Wednesday 2nd January 2013
I thought some lingering
paperwork from last year would only take till lunchtime. But you know what
thought did – and when he looked he had. It was twenty past four when I got the
envelope weighed at the post office. At least I had an easy evening. Read some
poetic theory that I took with a pinch of salt and other clichés then me and
Jenni played The Cube. Some of the games are easy, some require the skills of a
juggler. Some involve balancing cylinders and little foam balls, some require
hand eye coordination I never even had as a kid, much less a decrept
forty-something with arthritic fingers and spectacles. Jenni got up to the
final £250,000 game with six lives intact , but the little red ball she had to fire through a hoop into the cube
just wouldn’t hit the target. I bet she nails it next time though. After this
entry it’s a DVD till bedtime. Maybe The Devil’s Carnival, maybe Stephen Fry in
America.
Decisions, decisions… 9.03pm.
Thursday 3rd January 2012
Incurred my first library
fine of 2013 this morning. Was too busy to return the five overdue titles
yesterday. But on the bright side they let me have Phillip Coggan’s Paper
Promises reissued. It’s a book about money, debt and the new World Order that I
never got round to reading during a thirty-week loan in the year of the
apocalypse that never was. Funny! Tonight has been a nostalgia trip for me.

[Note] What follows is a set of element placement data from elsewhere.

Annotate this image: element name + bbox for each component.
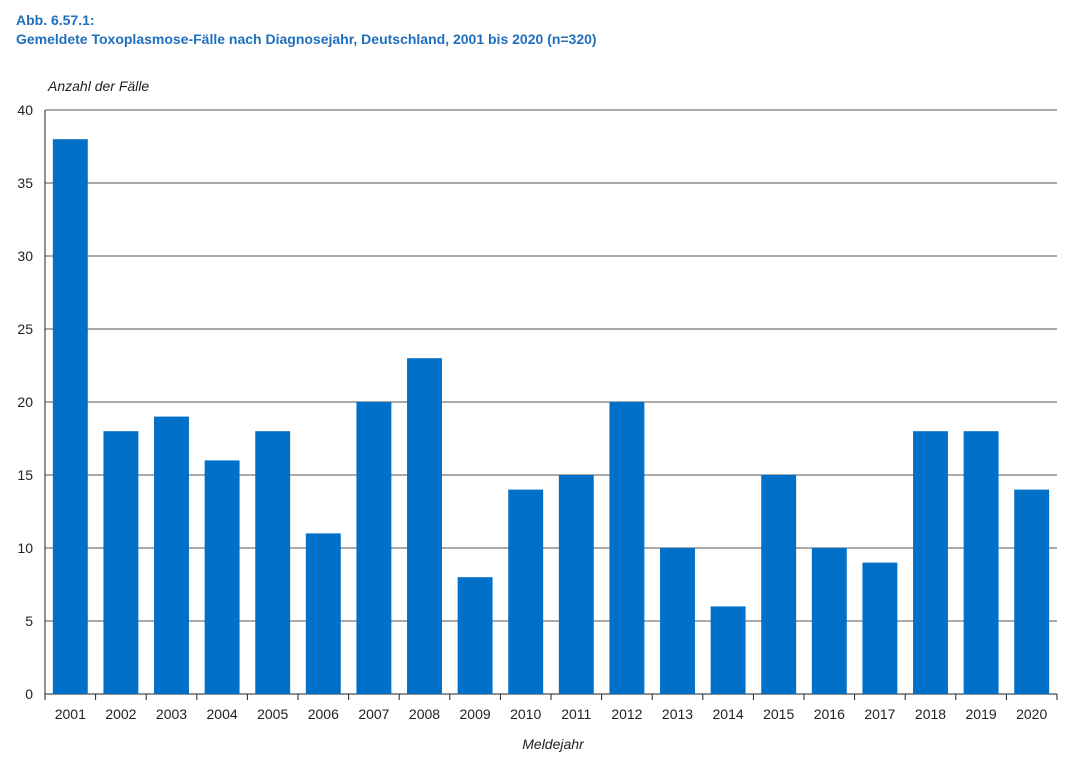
x-tick-label: 2005 — [257, 706, 288, 722]
bar-2019 — [963, 431, 999, 694]
bar-2020 — [1014, 489, 1050, 694]
bar-2001 — [52, 139, 88, 694]
bar-2017 — [862, 562, 898, 694]
x-tick-label: 2020 — [1016, 706, 1047, 722]
x-tick-label: 2017 — [864, 706, 895, 722]
figure-number: Abb. 6.57.1: — [16, 12, 95, 28]
x-tick-label: 2011 — [561, 706, 591, 722]
bar-2003 — [154, 416, 189, 694]
x-tick-label: 2007 — [358, 706, 389, 722]
x-tick-label: 2014 — [713, 706, 744, 722]
x-tick-label: 2004 — [207, 706, 238, 722]
y-tick-label: 0 — [25, 686, 33, 702]
bar-2013 — [660, 548, 695, 694]
y-tick-label: 10 — [17, 540, 33, 556]
y-tick-label: 5 — [25, 613, 33, 629]
y-tick-label: 25 — [17, 321, 33, 337]
x-tick-label: 2016 — [814, 706, 845, 722]
y-tick-label: 20 — [17, 394, 33, 410]
bar-2011 — [558, 475, 594, 694]
bar-2012 — [609, 402, 645, 694]
y-tick-label: 15 — [17, 467, 33, 483]
x-tick-label: 2013 — [662, 706, 693, 722]
y-axis-label: Anzahl der Fälle — [47, 78, 149, 94]
y-tick-label: 35 — [17, 175, 33, 191]
y-tick-label: 40 — [17, 102, 33, 118]
bar-2014 — [710, 606, 746, 694]
chart-title: Gemeldete Toxoplasmose-Fälle nach Diagno… — [16, 31, 597, 47]
x-tick-label: 2009 — [460, 706, 491, 722]
x-tick-label: 2003 — [156, 706, 187, 722]
bar-2002 — [103, 431, 139, 694]
x-tick-label: 2019 — [966, 706, 997, 722]
x-tick-label: 2008 — [409, 706, 440, 722]
bar-2015 — [761, 475, 797, 694]
bar-2008 — [407, 358, 442, 694]
x-tick-label: 2015 — [763, 706, 794, 722]
x-tick-label: 2001 — [55, 706, 86, 722]
bar-2005 — [255, 431, 291, 694]
y-tick-label: 30 — [17, 248, 33, 264]
bar-2018 — [913, 431, 948, 694]
bar-2004 — [204, 460, 240, 694]
x-tick-label: 2002 — [105, 706, 136, 722]
x-tick-label: 2006 — [308, 706, 339, 722]
bar-2016 — [811, 548, 847, 694]
bar-2006 — [305, 533, 341, 694]
x-tick-label: 2018 — [915, 706, 946, 722]
bar-2009 — [457, 577, 493, 694]
x-axis-label: Meldejahr — [522, 736, 585, 752]
x-tick-label: 2012 — [611, 706, 642, 722]
bar-2010 — [508, 489, 544, 694]
bar-2007 — [356, 402, 392, 694]
x-tick-label: 2010 — [510, 706, 541, 722]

Listened to Sweatbox by Rollins. Heard this album as a triple vinyl set in
1989, my first encounter with ‘spoken word’. Hank can turn on a dime from
hilarious to painfully poignant. The story about the old woman in the grocery
store still brings a lump to my throat. I also listened to BBC radio session
versions of songs by The Mission. Then decided to glue up a copy of my early
book ‘There Are Easier Ways
of Living Than Bleeding to Death’. Jenni isn’t due back till after midnight.
Who knows what papercraft shenanigans I get up to before then. 10 22pm.
Friday 4th January 2013
Didn’t go to bed till quarter
past three this morning after more book building, so it was nice to have a lie
in. Needle and thread binding this afternoon then some video editing. Really
mild weather today. Would have been nice to get out on the bike for a while but
I feel I ought to be concentrating on work-related activity. Listened to songs
by The Damned, Sinead O’Connor and
Jarboe. I want to listen to stuff I liked in my twenties. A big Swans fan back
then, I miss the intensity of their dark music. Jenni came over about half seven.
She brought me a bottle of ginger beer. I don’t have much to write down the s
evening. I read a bit more of Peter Sampson’s Writing Poems and made a big
to-do list for the coming weeks. Won’t
be long before I’m really busy again and looking for pockets of time to keep on
top of domesticity and stop myself from crashing out. Oh well… 9.21pm.